---
title: "500x faster postMessage(string)"
description: "Zero-copy postMessage(string)"
date: "2025-08-20T22:54:53.268Z"
author: jarred
shareImage: /images/bun-postmessage-node.png
---

[`postMessage`](https://developer.mozilla.org/en-US/docs/Web/API/Window/postMessage) is the most common way to send data between multiple worker threads in JavaScript, and in Bun v1.2.21, `postMessage(string)` performance is nearly independent of string size. This is a big improvement for multi-threaded JavaScript servers & CLIs.

{% image src="/images/bun-postmessage-node.png" alt="Bun postMessage vs Node.js postMessage" width="100%" /%}

By avoiding serialization for strings we know are safe to share across threads, it's **up to 500x faster** and uses **~22x less peak memory** in [this benchmark](https://github.com/oven-sh/bun/blob/b1417f494d389f4c75c21cfc6303d2a7a08a66d1/bench/postMessage/postMessage-string.mjs).

| String Size | Bun 1.2.21 | Bun 1.2.20 | Node 24.6.0 |
| ----------- | ---------- | ---------- | ----------- |
| 11 chars    | 543 ns     | 598 ns     | 806 ns      |
| 14 KB       | 460 ns     | 1,350 ns   | 1,220 ns    |
| 3 MB        | 593 ns     | 326,290 ns | 242,110 ns  |

The optimization kicks in automatically when you send strings between workers:

```js
// Common pattern: sending JSON between workers
const response = await fetch("https://api.example.com/data");
const json = await response.text();
postMessage(json); // Now 500x faster for large strings
```

This is particularly useful for applications that pass large JSON payloads between workers, like API servers, data processing pipelines, and real-time applications.

## How we did this in JavaScriptCore

_Want to know the technical details?
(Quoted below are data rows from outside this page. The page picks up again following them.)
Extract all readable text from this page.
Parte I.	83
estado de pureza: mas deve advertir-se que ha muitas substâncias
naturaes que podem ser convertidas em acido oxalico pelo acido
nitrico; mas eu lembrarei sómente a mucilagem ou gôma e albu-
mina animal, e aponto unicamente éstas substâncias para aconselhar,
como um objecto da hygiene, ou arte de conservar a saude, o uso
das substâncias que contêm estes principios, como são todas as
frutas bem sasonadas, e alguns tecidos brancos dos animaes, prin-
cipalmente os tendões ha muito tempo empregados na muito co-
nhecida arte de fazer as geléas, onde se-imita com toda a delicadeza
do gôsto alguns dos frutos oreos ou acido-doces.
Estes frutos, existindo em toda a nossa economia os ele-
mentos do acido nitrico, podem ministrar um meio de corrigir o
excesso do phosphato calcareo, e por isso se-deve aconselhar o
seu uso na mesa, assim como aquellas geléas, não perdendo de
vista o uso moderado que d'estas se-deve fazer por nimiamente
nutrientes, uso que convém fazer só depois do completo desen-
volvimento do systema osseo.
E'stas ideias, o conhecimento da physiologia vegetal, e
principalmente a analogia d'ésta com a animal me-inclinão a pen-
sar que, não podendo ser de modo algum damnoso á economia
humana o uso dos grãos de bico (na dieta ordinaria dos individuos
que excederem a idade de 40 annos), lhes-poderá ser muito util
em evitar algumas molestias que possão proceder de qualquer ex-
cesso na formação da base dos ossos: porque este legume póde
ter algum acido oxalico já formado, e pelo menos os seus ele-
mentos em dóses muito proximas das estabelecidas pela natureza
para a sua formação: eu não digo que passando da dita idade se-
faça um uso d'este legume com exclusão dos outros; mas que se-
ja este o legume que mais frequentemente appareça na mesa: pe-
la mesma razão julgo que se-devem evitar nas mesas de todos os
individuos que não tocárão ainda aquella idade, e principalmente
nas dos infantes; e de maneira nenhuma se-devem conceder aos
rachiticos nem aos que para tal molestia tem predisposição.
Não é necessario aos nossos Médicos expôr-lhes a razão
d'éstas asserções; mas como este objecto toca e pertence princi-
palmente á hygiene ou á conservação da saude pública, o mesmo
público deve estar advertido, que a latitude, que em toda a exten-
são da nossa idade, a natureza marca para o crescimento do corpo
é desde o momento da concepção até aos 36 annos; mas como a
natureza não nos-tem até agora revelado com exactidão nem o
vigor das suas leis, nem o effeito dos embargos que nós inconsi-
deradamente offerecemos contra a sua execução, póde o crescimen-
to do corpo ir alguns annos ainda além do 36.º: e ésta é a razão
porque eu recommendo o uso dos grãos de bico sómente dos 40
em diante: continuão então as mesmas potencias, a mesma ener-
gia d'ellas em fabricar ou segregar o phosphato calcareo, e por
Keep reading for a deep dive into how we optimized string handling in WebKit's JavaScript engine._

### The key insight

[`postMessage`](https://developer.mozilla.org/en-US/docs/Web/API/Window/postMessage) typically uses the [Structured Clone Algorithm](https://developer.mozilla.org/en-US/docs/Web/API/Web_Workers_API/Structured_clone_algorithm) to serialize data before sending it to another thread. This means copying every byte of your string into a new buffer, then deserializing it on the other side.

But here's the thing: in JavaScriptCore (the engine Bun uses), strings are already thread-safe reference-counted objects. The string data itself is immutable after creation, and the reference count uses `std::atomic`:

```cpp#wtf/text/StringImpl.h
class StringImplShape {
    std::atomic<unsigned> m_refCount;  // Thread-safe!
    unsigned m_length;                  // Immutable
    union {
        const LChar* m_data8;           // Immutable
        const char16_t* m_data16;       // Immutable
    };
    mutable unsigned m_hashAndFlags;    // The only mutable part
};
```

So if strings are already thread-safe, why serialize them at all when sending between threads in the same process?

### Finding the fast path

Not all strings can be safely shared. We identified three types that need serialization:

1. **Atom strings** - Thread-local property names and symbols
2. **Substrings** - Point to other strings with complex lifetimes
3. **Rope strings** - Created by operations like `"foo" + "bar"` or `.slice()`

For everything else, we can skip serialization entirely. We just need to ensure the lazily-computed hash value is calculated before sharing (since that's the only mutable part):

```cpp
WTF::String toCrossThreadShareable(WTF::String& string)
{
    auto* impl = string.impl();

    // Can't share atoms, symbols, or substrings
    if (impl->isAtom() || impl->isSymbol() ||
        impl->bufferOwnership() == StringImpl::BufferSubstring)
        return string.isolatedCopy();

    // Force hash computation before sharing
    impl->hash();

    // Prevent this thread from atomizing.
    impl->setNeverAtomicize();

    return string;  // Share the pointer directly!
}
```

### The fast path conditions

The optimization applies when:

- You're using `postMessage` or `structuredClone`
- You're sending only a string (not mixed data)
- The string isn't a substring, rope, atom, or symbol
- You're sending to another thread in the same process
- The string.length >= 256 characters

This covers the extremely common pattern of sending strings between workers, which is why the performance improvement is so dramatic.

### What's next

We could expand this optimization to include string values within objects and arrays, but a 500x speedup for one of the most common worker communication patterns is a great start. The same approach could potentially apply to other immutable data types in the future.